Feb. 27--An insurance company that said a Jacksonville businessman's death in Venezuela was faked used phony records itself to try to convince a judge, lawyers for the businessman's son are arguing.
And they're asking that judge to throw out as "a sham pleading" a claim by Hartford Life and Annuity Insurance Co. that Circle K Furniture owner Jose Lantigua is still alive -- which would stop anyone from cashing in his $2 million insurance policy.
The strange installment in the running fight over Lantigua's estate, now contested in both state and federal courts, led to an uncommon request this week for court sanctions against Hartford Life for filing a bogus copy of a Venezuelan court order.
"I don't know that I've had to do it before ever in my career. It is extremely rare," said Joshua Woolsey, an attorney representing Lantigua's son, Joseph.
"There is actual evidence -- it's not gray, it's black and white -- that the insurance company ... [used] falsified evidence."
A spokesman for Prudential Financial, Hartford Life's parent company, declined to comment Wednesday, noting the case is still open.
Hartford filed a 194-page motion in November that included photocopies of a court order from Venezuela, written in Spanish and bearing notary seals that seemed to assure its authenticity. The order seemed to void a death certificate issued in April that said Lantigua had a heart attack. It also referred to an investigation by Diligence International Group, a Texas-based company that examines overseas death claims involving people holding high-dollar insurance policies.
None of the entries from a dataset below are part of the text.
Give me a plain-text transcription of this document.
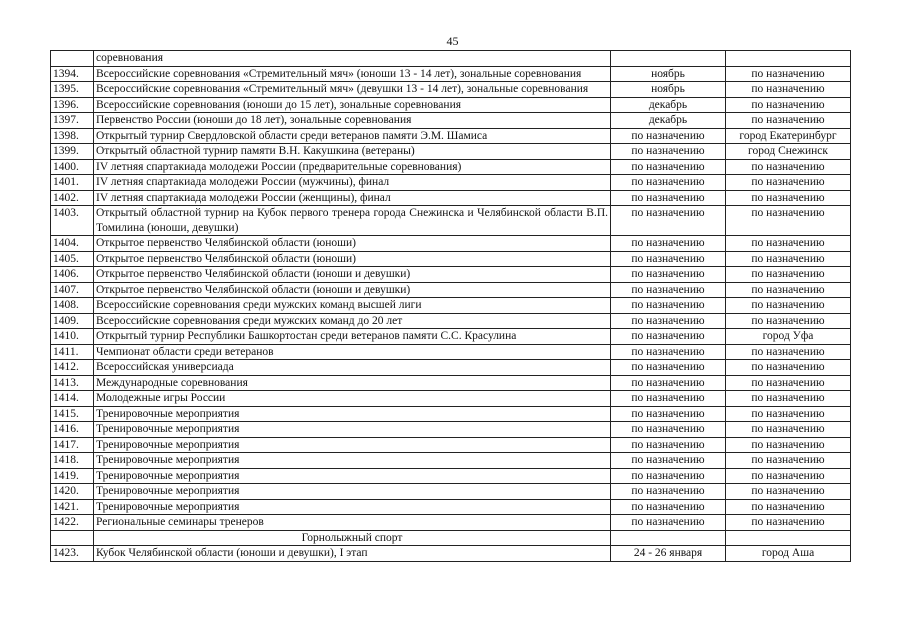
45
	соревнования		
1394.	Всероссийские соревнования «Стремительный мяч» (юноши 13 - 14 лет), зональные соревнования	ноябрь	по назначению
1395.	Всероссийские соревнования «Стремительный мяч» (девушки 13 - 14 лет), зональные соревнования	ноябрь	по назначению
1396.	Всероссийские соревнования (юноши до 15 лет), зональные соревнования	декабрь	по назначению
1397.	Первенство России (юноши до 18 лет), зональные соревнования	декабрь	по назначению
1398.	Открытый турнир Свердловской области среди ветеранов памяти Э.М. Шамиса	по назначению	город Екатеринбург
1399.	Открытый областной турнир памяти В.Н. Какушкина (ветераны)	по назначению	город Снежинск
1400.	IV летняя спартакиада молодежи России (предварительные соревнования)	по назначению	по назначению
1401.	IV летняя спартакиада молодежи России (мужчины), финал	по назначению	по назначению
1402.	IV летняя спартакиада молодежи России (женщины), финал	по назначению	по назначению
1403.	Открытый областной турнир на Кубок первого тренера города Снежинска и Челябинской области В.П. Томилина (юноши, девушки)	по назначению	по назначению
1404.	Открытое первенство Челябинской области (юноши)	по назначению	по назначению
1405.	Открытое первенство Челябинской области (юноши)	по назначению	по назначению
1406.	Открытое первенство Челябинской области (юноши и девушки)	по назначению	по назначению
1407.	Открытое первенство Челябинской области (юноши и девушки)	по назначению	по назначению
1408.	Всероссийские соревнования среди мужских команд высшей лиги	по назначению	по назначению
1409.	Всероссийские соревнования среди мужских команд до 20 лет	по назначению	по назначению
1410.	Открытый турнир Республики Башкортостан среди ветеранов памяти С.С. Красулина	по назначению	город Уфа
1411.	Чемпионат области среди ветеранов	по назначению	по назначению
1412.	Всероссийская универсиада	по назначению	по назначению
1413.	Международные соревнования	по назначению	по назначению
1414.	Молодежные игры России	по назначению	по назначению
1415.	Тренировочные мероприятия	по назначению	по назначению
1416.	Тренировочные мероприятия	по назначению	по назначению
1417.	Тренировочные мероприятия	по назначению	по назначению
1418.	Тренировочные мероприятия	по назначению	по назначению
1419.	Тренировочные мероприятия	по назначению	по назначению
1420.	Тренировочные мероприятия	по назначению	по назначению
1421.	Тренировочные мероприятия	по назначению	по назначению
1422.	Региональные семинары тренеров	по назначению	по назначению
	Горнолыжный спорт		
1423.	Кубок Челябинской области (юноши и девушки), I этап	24 - 26 января	город Аша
But the motion Woolsey filed Monday pointed out a problem: The order in the Hartford file didn't match one in a website Venezuela's judiciary uses to record judgments and orders.
The word "negar," or deny, was missing from a sentence in the version Hartford filed, as was the word "inadmisible."
The effect, Woolsey's motion said, was that an order denying a challenge to the death certificate had been changed so it no longer showed the challenge had been rejected.
"Hartford's pleading must be stricken as a sham," Woolsey wrote, adding later that "the conduct of Hartford and/or ... Diligence is egregious," and warranted strong consequences.
Diligence managing director Richard Marquez also declined comment.
"It's an open investigation. It's still very much in litigation," he said.
Circuit Court Judge Waddell Wallace didn't immediately rule on Woolsey's motion.
The fight could affect more than one insurance policy.
Lantigua had other policies that benefited his wife and daughter, and the companies holding those have been unwilling to pay out as well, Woolsey said. He said he assumes the companies have traded notes on the death and won't pay until another one does.
"We've got a family that is grieving over the loss of their father, their husband ... and could really use" the policy payouts, he said.
Joseph Lantigua was sued in November by American general Life Insurance, which wanted a federal judge to issue an order saying it didn't have to pay anything on a $2 million policy. That case is also pending.